İnsan denilen varlık,gencecik bir evladı nasıl olurda asit kuyusuna atar,nasıl olur da bir ülkenin genci,bir pazar günü gazete almaya çıktığında göz altına alınır ve bir daha bulunamaz.Bu nasıl bir zulümdür.Ve diğerleri nasıl olur da buna göz yumar ve susar.Allah’ım ne büyük bir acı.
Bu insanlar vatanı korumanın yolunun kendi vatandaşlarını öldürmekten geç(me)diğini ne zaman öğrenecek?
Yazan:Aziz Yılmaz Tarih: Haz 18, 2009 | Reply
Doğru söylüyorsunuz Cemile hanım.Elbette vicdan olacak her şeyden önce;acıya ağlayacak göz,zülme itiraz edecek yürek olacak.Bunlar olmadan insanlığımızdan geriye ne kalır ki?Ve dediğiniz gibi vicdan,merhamet,empati gibi insani değerler tarih bilmekle,gündem takip etmekle sahip olunacak erdemler değil.Yaşadığımız ve yaşamakta olduğumuz bunca zulüm çok uzaklarda değil yanıbaşımızdadır,yeter ki hissedelim,hissedebilelim.
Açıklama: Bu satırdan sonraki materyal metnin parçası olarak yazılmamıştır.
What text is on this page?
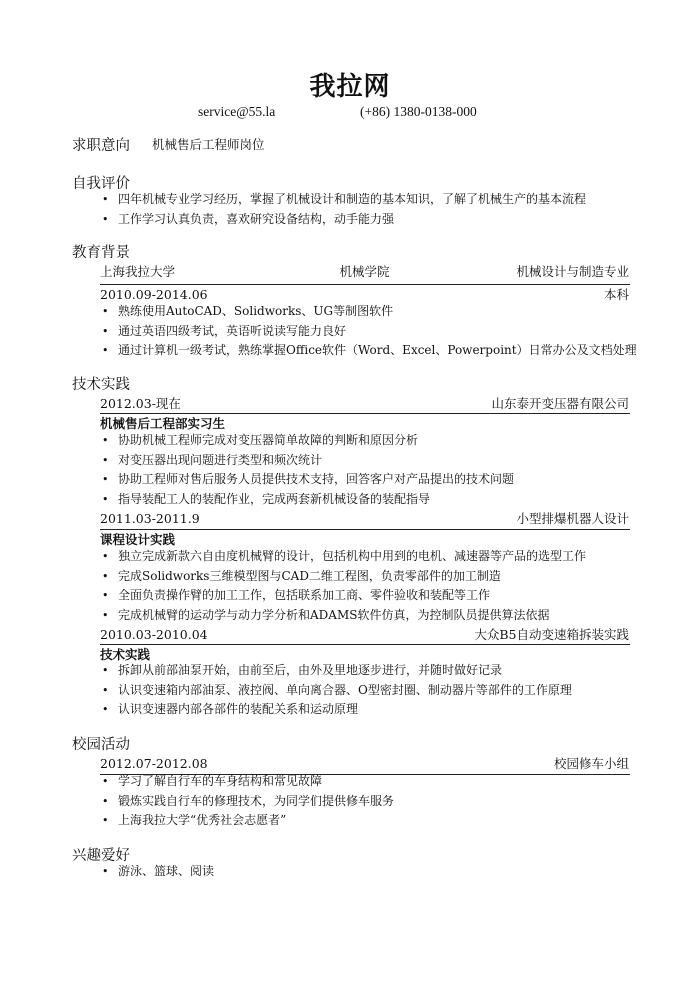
我拉网
service@55.la	(+86) 1380-0138-000
求职意向 机械售后工程师岗位
自我评价
• 四年机械专业学习经历，掌握了机械设计和制造的基本知识，了解了机械生产的基本流程
• 工作学习认真负责，喜欢研究设备结构，动手能力强
教育背景
上海我拉大学	机械学院	机械设计与制造专业
2010.09-2014.06	本科
• 熟练使用AutoCAD、Solidworks、UG等制图软件
• 通过英语四级考试，英语听说读写能力良好
• 通过计算机一级考试，熟练掌握Office软件（Word、Excel、Powerpoint）日常办公及文档处理
技术实践
2012.03-现在	山东泰开变压器有限公司
机械售后工程部实习生
• 协助机械工程师完成对变压器简单故障的判断和原因分析
• 对变压器出现问题进行类型和频次统计
• 协助工程师对售后服务人员提供技术支持，回答客户对产品提出的技术问题
• 指导装配工人的装配作业，完成两套新机械设备的装配指导
2011.03-2011.9	小型排爆机器人设计
课程设计实践
• 独立完成新款六自由度机械臂的设计，包括机构中用到的电机、减速器等产品的选型工作
• 完成Solidworks三维模型图与CAD二维工程图，负责零部件的加工制造
• 全面负责操作臂的加工工作，包括联系加工商、零件验收和装配等工作
• 完成机械臂的运动学与动力学分析和ADAMS软件仿真，为控制队员提供算法依据
2010.03-2010.04	大众B5自动变速箱拆装实践
技术实践
• 拆卸从前部油泵开始，由前至后，由外及里地逐步进行，并随时做好记录
• 认识变速箱内部油泵、液控阀、单向离合器、O型密封圈、制动器片等部件的工作原理
• 认识变速器内部各部件的装配关系和运动原理
校园活动
2012.07-2012.08	校园修车小组
• 学习了解自行车的车身结构和常见故障
• 锻炼实践自行车的修理技术，为同学们提供修车服务
• 上海我拉大学“优秀社会志愿者”
兴趣爱好
• 游泳、篮球、阅读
Ama tüm acıları,zulümleri birilerinin haykırması gerek.Bu seslere ihtiyacımız var.Hayatın rutini içerisinde eriyip giden vicdanlara bir dokunuştur bu.Belki nasırlaşmış bir vicdanın gözenekleri açılabilir,hiç olmadık bir zamanda düşündürür,sarsıntı yaratır,soru işaretleri yaratır bu tür haykırışlar.
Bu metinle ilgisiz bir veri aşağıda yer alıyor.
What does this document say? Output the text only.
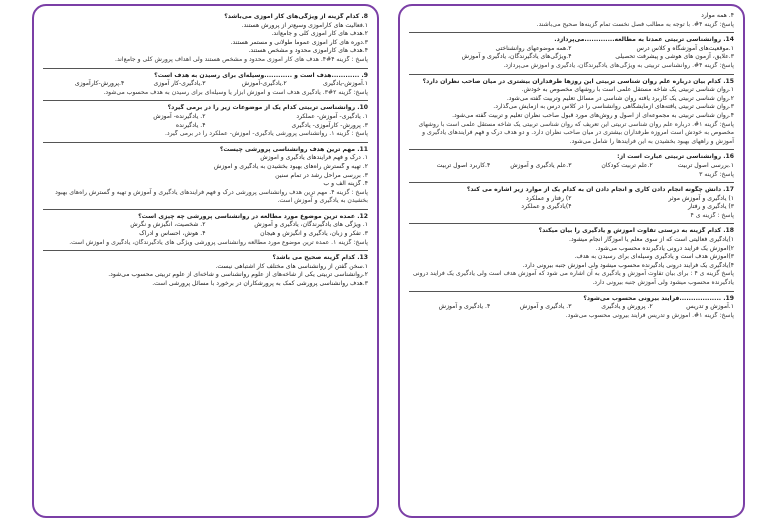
8. کدام گزینه از ویژگی‌های کار آموزی می‌باشد؟
۱.فعالیت های کارآموزی وسیع‌تر از پرورش هستند.
۲.هدف های کار آموزی کلی و جامع‌اند.
۳.دوره های کار آموزی عموماً طولانی و مستمر هستند.
۴.هدف های کارآموزی محدود و مشخص هستند.
پاسخ : گزینه ۴#۴. هدف های کار آموزی محدود و مشخص هستند ولی اهداف پرورش کلی و جامع‌اند.
9. ............هدف است و ............وسیله‌ای برای رسیدن به هدف است؟
۱.آموزش-یادگیری
۲.یادگیری-آموزش
۳.یادگیری-کار آموزی
۴.پرورش-کارآموزی
پاسخ: گزینه ۲#۳. یادگیری هدف است و آموزش ابزار یا وسیله‌ای برای رسیدن به هدف محسوب می‌شود.
10. روانشناسی تربیتی کدام یک از موضوعات زیر را در برمی گیرد؟
۱. یادگیری- آموزش- عملکرد
۲. یادگیرنده- آموزش
۳. پرورش- کارآموزی- یادگیری
۴. یادگیرنده
پاسخ : گزینه ۱. روانشناسی پرورشی یادگیری- آموزش- عملکرد را در برمی گیرد.
11. مهم ترین هدف روانشناسی پرورشی چیست؟
۱. درک و فهم فرایندهای یادگیری و آموزش
۲. تهیه و گسترش راه‌های بهبود بخشیدن به یادگیری و آموزش
۳. بررسی مراحل رشد در تمام سنین
۴. گزینه الف و ب
پاسخ : گزینه ۴. مهم ترین هدف روانشناسی پرورشی درک و فهم فرایندهای یادگیری و آموزش و تهیه و گسترش راه‌های بهبود بخشیدن به یادگیری و آموزش است.
12. عمده ترین موضوع مورد مطالعه در روانشناسی پرورشی چه چیزی است؟
۱. ویژگی های یادگیرندگان، یادگیری و آموزش
۲. شخصیت، انگیزش و نگرش
۳. تفکر و زبان، یادگیری و انگیزش و هیجان
۴. هوش، احساس و ادراک
پاسخ: گزینه ۱. عمده ترین موضوع مورد مطالعه روانشناسی پرورشی ویژگی های یادگیرندگان، یادگیری و آموزش است.
13. کدام گزینه صحیح می باشد؟
۱.سخن گفتن از روانشناسی های مختلف کار اشتباهی نیست.
۲.روانشناسی تربیتی یکی از شاخه‌های از علوم روانشناسی و شاخه‌ای از علوم تربیتی محسوب می‌شود.
۳.هدف روانشناسی پرورشی کمک به پرورشکاران در برخورد با مسائل پرورشی است.
۴. همه موارد
پاسخ: گزینه ۴#. با توجه به مطالب فصل نخست تمام گزینه‌ها صحیح می‌باشند.
14. روانشناسی تربیتی عمدتاً به مطالعه.............می‌پردازد.
۱.موقعیت‌های آموزشگاه و کلاس درس
۲.همه موضوعهای روانشناختی
۳.علایق، آزمون های هوشی و پیشرفت تحصیلی
۴.ویژگی‌های یادگیرندگان، یادگیری و آموزش
پاسخ: گزینه ۴#. روانشناسی تربیتی به ویژگی‌های یادگیرندگان، یادگیری و آموزش می‌پردازد.
15. کدام بیان درباره علم روان شناسی تربیتی این روزها طرفداران بیشتری در میان صاحب نظران دارد؟
۱.روان شناسی تربیتی یک شاخه مستقل علمی است با روشهای مخصوص به خودش.
۲.روان شناسی تربیتی یک کاربرد یافته روان شناسی در مسائل تعلیم وتربیت گفته می‌شود.
۳.روان شناسی تربیتی یافته‌های آزمایشگاهی روانشناسی را در کلاس درس به آزمایش می‌گذارد.
۴.روان شناسی تربیتی به مجموعه‌ای از اصول و روش‌های مورد قبول صاحب نظران تعلیم و تربیت گفته می‌شود.
پاسخ: گزینه ۱#. درباره علم روان شناسی تربیتی این تعریف که روان شناسی تربیتی یک شاخه مستقل علمی است با روشهای مخصوص به خودش است امروزه طرفداران بیشتری در میان صاحب نظران دارد. و دو هدف درک و فهم فرایندهای یادگیری و آموزش و راههای بهبود بخشیدن به این فرایندها را شامل می‌شود.
16. روانشناسی تربیتی عبارت است از:
۱.بررسی اصول تربیت
۲.علم تربیت کودکان
۳.علم یادگیری و آموزش
۴.کاربرد اصول تربیت
پاسخ: گزینه ۳
17. دانش چگونه انجام دادن کاری و انجام دادن آن به کدام یک از موارد زیر اشاره می کند؟
۱) یادگیری و آموزش موثر
۲) رفتار و عملکرد
۳) یادگیری و رفتار
۴)یادگیری و عملکرد
پاسخ : گزینه ی ۴
18. کدام گزینه به درستی تفاوت آموزش و یادگیری را بیان میکند؟
۱)یادگیری فعالیتی است که از سوی معلم یا آموزگار انجام میشود.
۲)آموزش یک فرایند درونی یادگیرنده محسوب می‌شود.
۳)آموزش هدف است و یادگیری وسیله‌ای برای رسیدن به هدف.
۴)یادگیری یک فرایند درونی یادگیرنده محسوب میشود ولی آموزش جنبه بیرونی دارد.
پاسخ گزینه ی ۴ : برای بیان تفاوت آموزش و یادگیری به آن اشاره می شود که آموزش هدف است ولی یادگیری یک فرایند درونی یادگیرنده محسوب میشود ولی آموزش جنبه بیرونی دارد.
19. ..................فرایند بیرونی محسوب می‌شود؟
۱.آموزش و تدریس
۲. پرورش و یادگیری
۳. یادگیری و آموزش
۴. یادگیری و آموزش
پاسخ: گزینه ۱#. آموزش و تدریس فرایند بیرونی محسوب می‌شود.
Bunun için önemsiyorum vicdanlarımıza seslenen her çağrıyı.Bir gün kendimize geleceksek ve barış rüzgarlarını estirebileceksek,inanıyorum ki bu,bizlere insanlığımızı hatırlatan güzel insanlar sayesinde olacak.
En içten sevgi ve saygılarımla.
Yazan:Aziz Yılmaz Tarih: Tem 12, 2009 | Reply
Cumartesi anneleri*
eğer yolunuz beyoğluna düştüyse
ve günlerden cumartesiyse
zaman da öğlene yaslanmışsa
yürüyüp galatasaray lisesinin
tam da önüne geldiyseniz
önce kalkanlı polisleri görürsünüz
kayışlarını zorlayan kurt köpeklerini
panzerlerin dizilmiş çelik kaskları
kiminiz hızla yürür geçersiniz
başınıza birşey gelsin istemezsiniz
kiminizin içi burkulur, onları görürsünüz
cumartesi annelerini
ellerinde yükselen kayıp fotoğraflarını
çığlıkların fotoğrafı olur mu demeyin
dönüp de bakın, gözlerindeki küllerde
sıcak sakladıkları oğul özlemlerine
Şiir:Aydın Öztürk
Yazan:Engin Çakır Tarih: Tem 12, 2009 | Reply
Yazan:Onur Cobanoglu Tarih: Haz 17, 2009 | Reply
Arjantin bile degisti, Turkiye degismedi. Islami muhafazakarliktan cok korkan kitlenin pek azi bu muhafazakarliktan rahatsizdir. Bir gun onlar da birer birer kaybolmaya baslarsa anlarlar durumu ama is isten gecmis olur.
Konunun islami muhafazakarlarla ne alakası var? Katledilenler islami muhafazakarlar mı?